Dann hörte ich meinen Anrufbeantworter ab. Eine Frauenstimme sagte: »Guten Tag, Herr Baumeister, hier ist noch einmal Grete Kaufmann aus Mürlenbach. Wir haben ja schon miteinander gesprochen. Es geht ja um meinen Kevin. Ich habe mit dem jetzt länger geredet, und er meint, wir könnten uns mit Ihnen mal in Verbindung setzen. Der Junge ist schon ganz durcheinander, weil er dauernd gefragt wird, was er denn mit diesen … mit diesen Neonazis da zu tun hat. Er wird schon ganz gezielt bedroht. Und Kevin hat ja mit denen nichts mehr zu tun. Wenn es dabei bleiben kann, dass Sie uns … also, dass Sie uns unsere Sicherheit versprechen bei dem, was Sie schreiben, dann würden wir Sie gerne treffen. Geht das vielleicht bei Ihnen? Also hier bei uns in Mürlenbach geht das einfach nicht.

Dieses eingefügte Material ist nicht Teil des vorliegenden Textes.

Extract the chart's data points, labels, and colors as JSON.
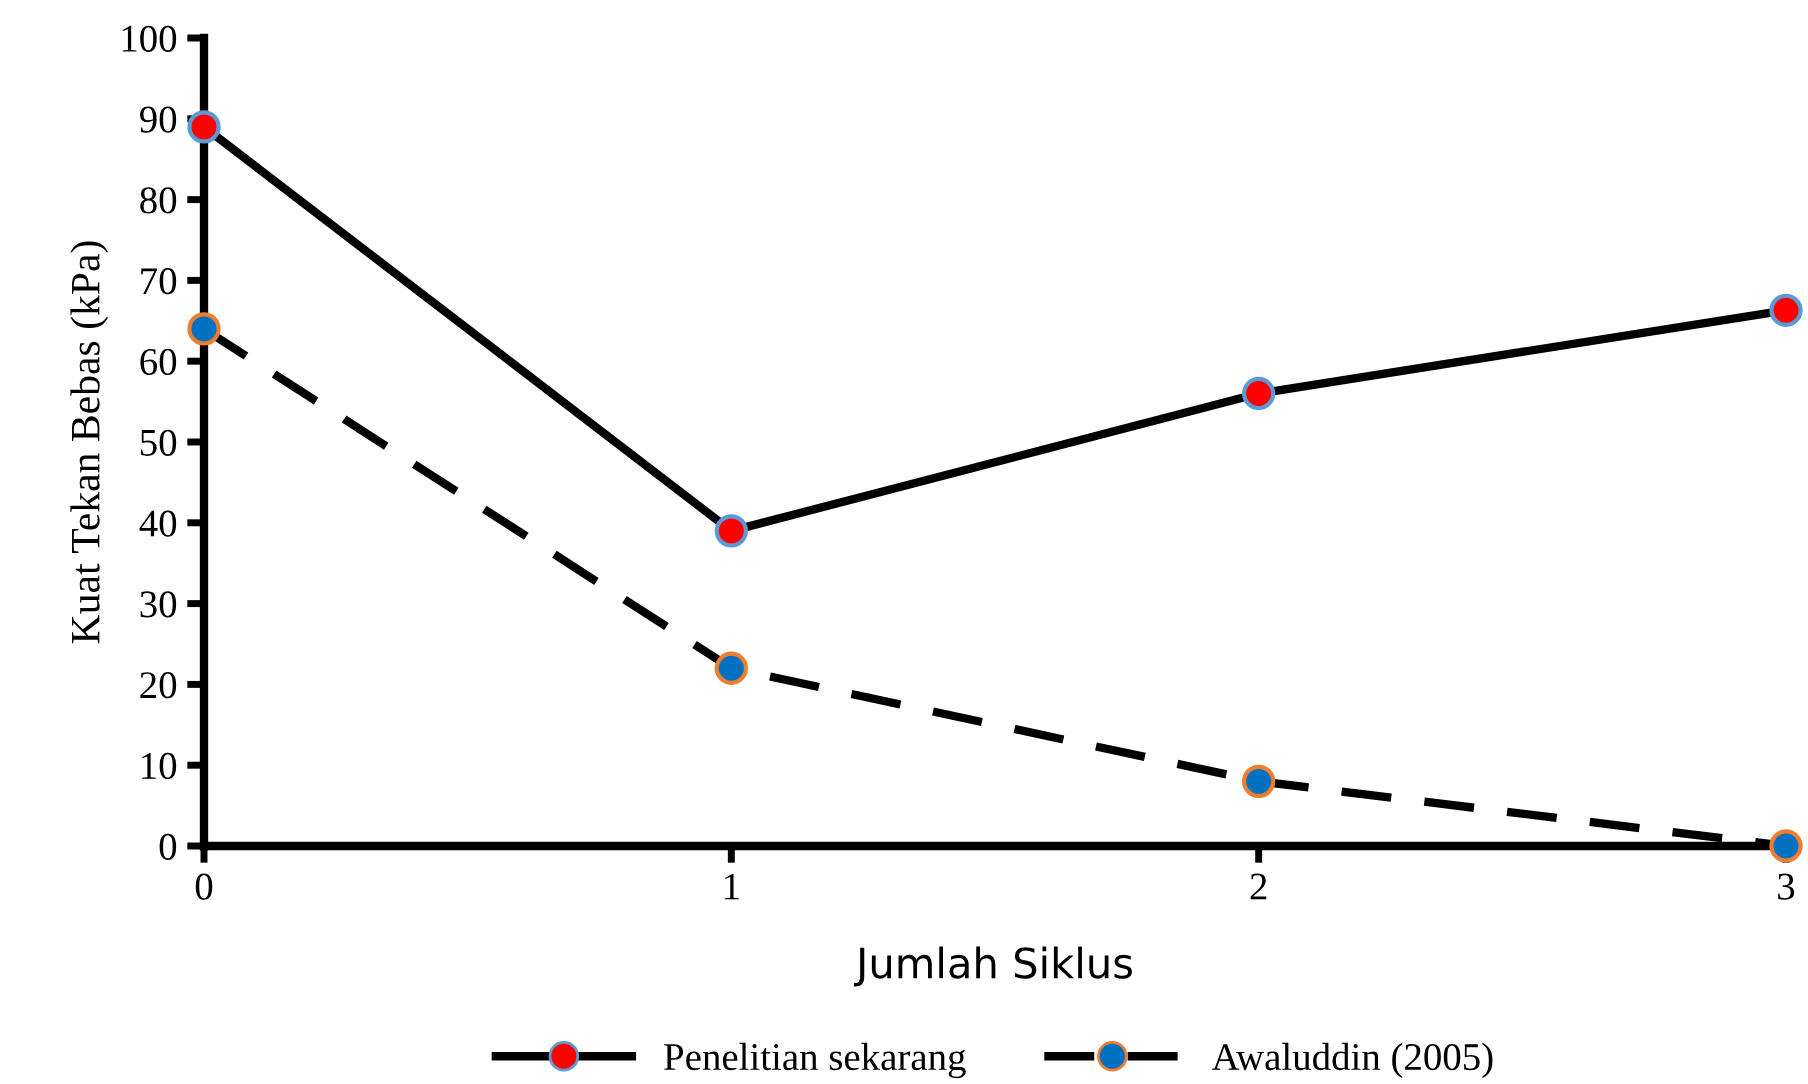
{
  "chart_data": {
    "type": "line",
    "xlabel": "Jumlah Siklus",
    "ylabel": "Kuat Tekan Bebas (kPa)",
    "x": [
      0,
      1,
      2,
      3
    ],
    "xlim": [
      0,
      3
    ],
    "xticks": [
      0,
      1,
      2,
      3
    ],
    "ylim": [
      0,
      100
    ],
    "yticks": [
      0,
      10,
      20,
      30,
      40,
      50,
      60,
      70,
      80,
      90,
      100
    ],
    "grid": false,
    "legend": "bottom",
    "marker": "circle",
    "series": [
      {
        "name": "Penelitian sekarang",
        "color": "#000000",
        "colors": [
          "#ff0000",
          "#ff0000",
          "#ff0000",
          "#ff0000"
        ],
        "line_style": "solid",
        "values": [
          89,
          39,
          56,
          66.3
        ]
      },
      {
        "name": "Awaluddin (2005)",
        "color": "#000000",
        "colors": [
          "#0070c0",
          "#0070c0",
          "#0070c0",
          "#0070c0"
        ],
        "line_style": "dashed",
        "values": [
          64,
          22,
          8,
          0
        ]
      }
    ]
  }
}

Die Nachbarn achten schon darauf, wer bei uns auf dem Hof parkt. Vielleicht rufen Sie zurück, hier ist Grete Kaufmann. Auf Wiedersehen.«
Ich rief sofort an, das duldete keinen Aufschub. »Frau Kaufmann, Baumeister hier. Selbstverständlich können wir bei mir hier zusammenkommen. Wann passt es Ihnen denn?«
»Abends wäre am besten. Ich arbeite ja noch an der Kasse im ALDI, und da kann ich erst nach Feierabend. Und abends wäre auch gut, weil dann die Nachbarn das nicht so mitkriegen.«
»Morgen Abend neun Uhr bei mir? Ist das gut?«
»Ja, das ist gut. Bis morgen dann.«
Ich war froh, dass das geklappt hatte. Von dem Gespräch mit Kevin erhoffte ich mir einige Einblicke in das Geschehen auf dem Eulenhof, die uns bislang verwehrt geblieben waren. Gleichzeitig drängte sich damit aber eine andere Figur auf, der wir bislang vielleicht viel zu wenig Aufmerksamkeit geschenkt hatten. Von wem mochte Kevin so gezielt unter Druck gesetzt werden, wie seine Mutter gesagt hatte? Wer kam da infrage? Veit Glaubrecht. Ihn hatten wir bislang zwar für eine ganze Reihe von Gewalttaten verantwortlich gemacht, aber dennoch wussten wir wenig über ihn. Mir kam plötzlich die Frage in den Sinn, was wir machen sollten, wenn der sehr jähzornige Veit Glaubrecht ausrasten sollte.